CBRE, the global leader in real estate services, stated that industrial parks in the northern region had an average occupancy rate of 80%, while the southern region’s rate stood at 89%. The northern region absorbed over 400 hectares in 2024, driven by substantial transactions in industries such as electronics and electric vehicles.

In contrast, the southern region saw a 52% decrease in absorption, with only 265 hectares taken up compared to 2023. Major transactions in the south were concentrated in Ba Ria - Vung Tau and Long An provinces.

The rental price gap between the two main industrial regions is gradually narrowing due to significant price increases in the northern region, with competitive markets like Hai Duong and Hai Phong experiencing higher rates.

By the end of 2024, the average rental price in northern industrial parks reached $137 per square meter for the remaining lease term, marking a 4.2% year-on-year increase. In the south, the average rental price reached $175, reflecting a 1.4% rise compared to the previous year.

The warehouse and ready-built factory (RBF) segments also saw impressive growth in 2024. The RBF segment recorded its highest absorption rates in three years. The occupancy rate of RBF projects in the north reached 88%, up 1.5 percentage points from the previous year, while the south saw a 7.7 percentage point increase, reaching 89%. Both regions welcomed the highest new supply in three years, adding approximately 500,000 square meters of new space each.

Looking ahead to 2025, continued FDI inflows into Vietnam are expected to further fuel the growth of the industrial real estate sector. This growth is not only anticipated in major industrial hubs like Binh Duong and Bac Ninh but also in secondary markets such as Ba Ria - Vung Tau, Tay Ninh, and Binh Phuoc, driven by ongoing infrastructure development.

These factors lead experts to predict continued improvements in rental prices within the sector.

The government’s acceleration of key infrastructure projects is also seen as a positive factor for industrial real estate. Additionally, the approved master plans for many provinces and cities for the 2021-2030 period are expected to resolve legal procedural bottlenecks for industrial parks, supporting the sector’s continued growth.

Thomas Rooney, Senior Manager of Industrial Services at Savills Hanoi, emphasized that Vietnam is increasingly becoming a strategic destination for major tech corporations due to its advantageous geographical location within the global supply chain. The surge in investment in high-tech projects and research and development centers is driving demand for infrastructure and factory space, further fueling the growth of the industrial real estate market.

According to Savills Hanoi’s industrial real estate report, the total area of industrial land nationwide surpassed 38,200 hectares across 203 active industrial parks, representing a 5% increase from the previous year.

The establishment of a research and development center by NVIDIA, a global leader in AI and semiconductor technology, in Vietnam is expected to boost demand for high-tech zones and raise the value of industrial properties, attracting even more investment from major tech companies.
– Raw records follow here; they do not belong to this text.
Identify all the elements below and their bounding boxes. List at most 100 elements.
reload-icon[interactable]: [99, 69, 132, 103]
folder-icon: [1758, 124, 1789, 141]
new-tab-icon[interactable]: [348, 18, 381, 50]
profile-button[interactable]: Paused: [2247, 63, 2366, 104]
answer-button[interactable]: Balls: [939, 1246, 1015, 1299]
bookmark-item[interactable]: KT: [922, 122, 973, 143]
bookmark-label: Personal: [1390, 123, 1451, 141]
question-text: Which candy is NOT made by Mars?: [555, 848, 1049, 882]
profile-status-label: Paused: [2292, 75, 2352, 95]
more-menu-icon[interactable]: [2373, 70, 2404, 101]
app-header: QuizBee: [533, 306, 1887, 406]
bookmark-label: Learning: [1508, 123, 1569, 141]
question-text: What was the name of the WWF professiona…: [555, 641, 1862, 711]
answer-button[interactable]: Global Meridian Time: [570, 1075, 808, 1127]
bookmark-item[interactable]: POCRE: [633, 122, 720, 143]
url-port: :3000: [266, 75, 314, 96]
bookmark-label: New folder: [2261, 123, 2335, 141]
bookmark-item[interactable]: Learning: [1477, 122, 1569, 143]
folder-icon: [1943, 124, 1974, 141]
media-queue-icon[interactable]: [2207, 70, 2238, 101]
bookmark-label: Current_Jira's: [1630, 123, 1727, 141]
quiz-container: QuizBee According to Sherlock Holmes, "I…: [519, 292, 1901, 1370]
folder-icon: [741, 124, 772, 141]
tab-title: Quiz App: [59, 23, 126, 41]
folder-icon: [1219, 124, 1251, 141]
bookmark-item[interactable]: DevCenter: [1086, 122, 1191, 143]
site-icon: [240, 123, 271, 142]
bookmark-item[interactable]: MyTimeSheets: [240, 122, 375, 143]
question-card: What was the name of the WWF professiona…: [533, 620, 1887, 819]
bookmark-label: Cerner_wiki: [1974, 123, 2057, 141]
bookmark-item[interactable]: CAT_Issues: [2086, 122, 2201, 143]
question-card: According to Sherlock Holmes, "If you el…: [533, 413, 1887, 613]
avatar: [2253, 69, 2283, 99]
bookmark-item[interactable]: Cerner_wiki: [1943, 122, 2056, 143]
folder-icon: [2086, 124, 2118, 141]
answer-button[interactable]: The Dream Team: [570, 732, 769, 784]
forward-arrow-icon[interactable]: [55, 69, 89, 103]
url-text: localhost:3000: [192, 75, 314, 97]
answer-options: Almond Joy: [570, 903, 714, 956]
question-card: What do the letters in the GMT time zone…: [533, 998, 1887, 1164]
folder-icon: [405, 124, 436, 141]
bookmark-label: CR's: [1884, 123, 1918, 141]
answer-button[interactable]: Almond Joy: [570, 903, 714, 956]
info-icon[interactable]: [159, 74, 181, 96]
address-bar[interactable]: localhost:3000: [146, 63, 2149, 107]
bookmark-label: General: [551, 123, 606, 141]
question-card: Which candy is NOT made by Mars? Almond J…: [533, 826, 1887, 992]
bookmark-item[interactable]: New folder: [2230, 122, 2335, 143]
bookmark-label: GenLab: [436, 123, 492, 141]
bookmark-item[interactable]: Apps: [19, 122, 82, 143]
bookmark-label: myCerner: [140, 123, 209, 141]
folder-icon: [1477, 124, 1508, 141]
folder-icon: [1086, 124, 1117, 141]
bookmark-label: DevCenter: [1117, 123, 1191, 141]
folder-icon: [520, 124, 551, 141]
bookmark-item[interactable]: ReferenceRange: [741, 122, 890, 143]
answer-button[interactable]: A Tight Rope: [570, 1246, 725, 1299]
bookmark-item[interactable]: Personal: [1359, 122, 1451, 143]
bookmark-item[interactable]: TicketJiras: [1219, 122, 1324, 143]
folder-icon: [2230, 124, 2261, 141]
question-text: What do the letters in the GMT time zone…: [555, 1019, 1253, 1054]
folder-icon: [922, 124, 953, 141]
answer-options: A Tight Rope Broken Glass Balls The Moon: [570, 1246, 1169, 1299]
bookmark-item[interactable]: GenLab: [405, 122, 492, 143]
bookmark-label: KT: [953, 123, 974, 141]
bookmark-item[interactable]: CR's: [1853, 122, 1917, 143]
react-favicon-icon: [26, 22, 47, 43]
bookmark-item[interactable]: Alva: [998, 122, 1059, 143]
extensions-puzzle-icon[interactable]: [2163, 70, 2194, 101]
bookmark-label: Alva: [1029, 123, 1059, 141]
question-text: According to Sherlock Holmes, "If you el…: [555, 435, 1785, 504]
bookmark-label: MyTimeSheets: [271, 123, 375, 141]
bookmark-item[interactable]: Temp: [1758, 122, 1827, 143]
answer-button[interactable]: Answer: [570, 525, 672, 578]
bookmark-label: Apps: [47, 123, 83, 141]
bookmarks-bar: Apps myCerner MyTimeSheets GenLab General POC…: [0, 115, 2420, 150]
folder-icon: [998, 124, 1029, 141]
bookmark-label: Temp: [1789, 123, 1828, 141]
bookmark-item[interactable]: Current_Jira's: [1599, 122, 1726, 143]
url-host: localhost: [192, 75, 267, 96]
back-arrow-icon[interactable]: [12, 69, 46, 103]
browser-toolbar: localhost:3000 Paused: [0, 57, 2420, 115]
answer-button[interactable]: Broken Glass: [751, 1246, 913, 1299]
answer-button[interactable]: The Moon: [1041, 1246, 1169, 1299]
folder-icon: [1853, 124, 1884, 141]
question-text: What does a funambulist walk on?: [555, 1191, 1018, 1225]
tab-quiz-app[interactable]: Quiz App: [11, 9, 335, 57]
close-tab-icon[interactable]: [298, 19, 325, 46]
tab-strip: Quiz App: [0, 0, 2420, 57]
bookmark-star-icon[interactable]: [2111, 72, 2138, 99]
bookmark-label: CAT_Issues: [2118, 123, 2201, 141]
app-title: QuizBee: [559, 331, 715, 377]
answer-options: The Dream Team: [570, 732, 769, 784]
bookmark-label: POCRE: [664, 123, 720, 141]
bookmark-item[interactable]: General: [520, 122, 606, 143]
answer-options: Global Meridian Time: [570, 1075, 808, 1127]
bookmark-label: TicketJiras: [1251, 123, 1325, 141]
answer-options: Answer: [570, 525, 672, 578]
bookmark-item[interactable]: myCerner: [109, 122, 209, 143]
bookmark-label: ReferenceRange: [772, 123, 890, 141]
This move not only enhances the quality of industrial parks but also expands opportunities for modern infrastructure development and supporting service industries.

With these ongoing advantages and the government’s continued efforts to develop the sector, industrial real estate in Vietnam is expected to remain a key area of interest for investors, particularly in the semiconductor industry. Notably, ready-built factories (RBF) and warehouses from major developers such as Frasers, Logos, and IDEC meet the stringent requirements of the semiconductor sector, offering modern infrastructure and advanced fire safety systems. Strategically located projects near international airports facilitate easy transportation and trade for investors./.